Structured DataTaxonomyGround TruthMarketplaceData Quality
At a glance
−28%
Estimation error
94%
Salary coverage
+11%
Apply rate uplift
Overview
Salary ranges shown to job seekers depended on the quality of employer-provided job data. My work focused on improving taxonomy, structured attributes and data quality so salary estimates became more reliable.
Problem
Job postings arrived with inconsistent or incomplete structured data. Salaries were estimated from sparse, noisy inputs — role titles that meant different things, missing seniority levels, conflicting location mappings.
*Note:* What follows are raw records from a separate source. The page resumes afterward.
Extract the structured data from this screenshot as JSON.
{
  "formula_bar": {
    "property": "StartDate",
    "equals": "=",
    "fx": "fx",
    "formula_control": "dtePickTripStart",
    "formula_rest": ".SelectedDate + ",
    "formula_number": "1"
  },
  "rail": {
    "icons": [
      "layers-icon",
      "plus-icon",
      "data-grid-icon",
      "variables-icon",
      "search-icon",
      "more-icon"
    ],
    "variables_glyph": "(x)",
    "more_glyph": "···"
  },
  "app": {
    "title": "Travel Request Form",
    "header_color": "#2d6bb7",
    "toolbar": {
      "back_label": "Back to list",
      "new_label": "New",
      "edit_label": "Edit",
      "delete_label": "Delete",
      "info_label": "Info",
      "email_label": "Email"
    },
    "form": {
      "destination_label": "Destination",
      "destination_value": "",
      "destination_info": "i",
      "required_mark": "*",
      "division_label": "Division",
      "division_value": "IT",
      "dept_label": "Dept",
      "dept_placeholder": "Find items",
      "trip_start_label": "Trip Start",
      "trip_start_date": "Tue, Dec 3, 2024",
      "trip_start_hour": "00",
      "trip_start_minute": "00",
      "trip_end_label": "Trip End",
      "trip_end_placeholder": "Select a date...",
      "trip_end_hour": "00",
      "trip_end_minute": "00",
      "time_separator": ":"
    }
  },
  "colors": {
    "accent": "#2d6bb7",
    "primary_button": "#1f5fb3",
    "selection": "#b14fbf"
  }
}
The result was estimates that felt wrong to users and eroded trust.
Discovery
- —Mapped every field that fed into the salary model and scored its completeness
- —Interviewed job seekers to understand which estimates felt credible and why
- —Audited employer posting flows to find where structured data was being lost
- —Traced data lineage from ingestion through to the final estimate
Constraints
- —Three legacy ingestion systems with different schemas
- —No additional engineering headcount
- —Changes had to ship without breaking existing estimates
Product strategy
- —Treat structured data as the product surface, not just a backend concern
- —Build a unified taxonomy before improving the model
- —Use confidence scores to decide when to show, hide or qualify an estimate
Solution
01
Unified job taxonomy mapping titles, seniority and location to canonical values
02
New structured data pipeline with validation at ingestion
03
Confidence scoring that surfaced source quality alongside the estimate
Engineering
Worked closely with data and engineering teams to land the new schema behind a feature flag, backfill historical postings and run a shadow comparison before flipping traffic.
Lessons learned
- —Better AI starts with better ground truth, not better algorithms
- —Provenance matters as much as the number itself
- —Confidence intervals are a product surface, not just a metric
Reflection
"The most rewarding part was watching trust become measurable. Once users understood where a number came from, even imperfect estimates became useful."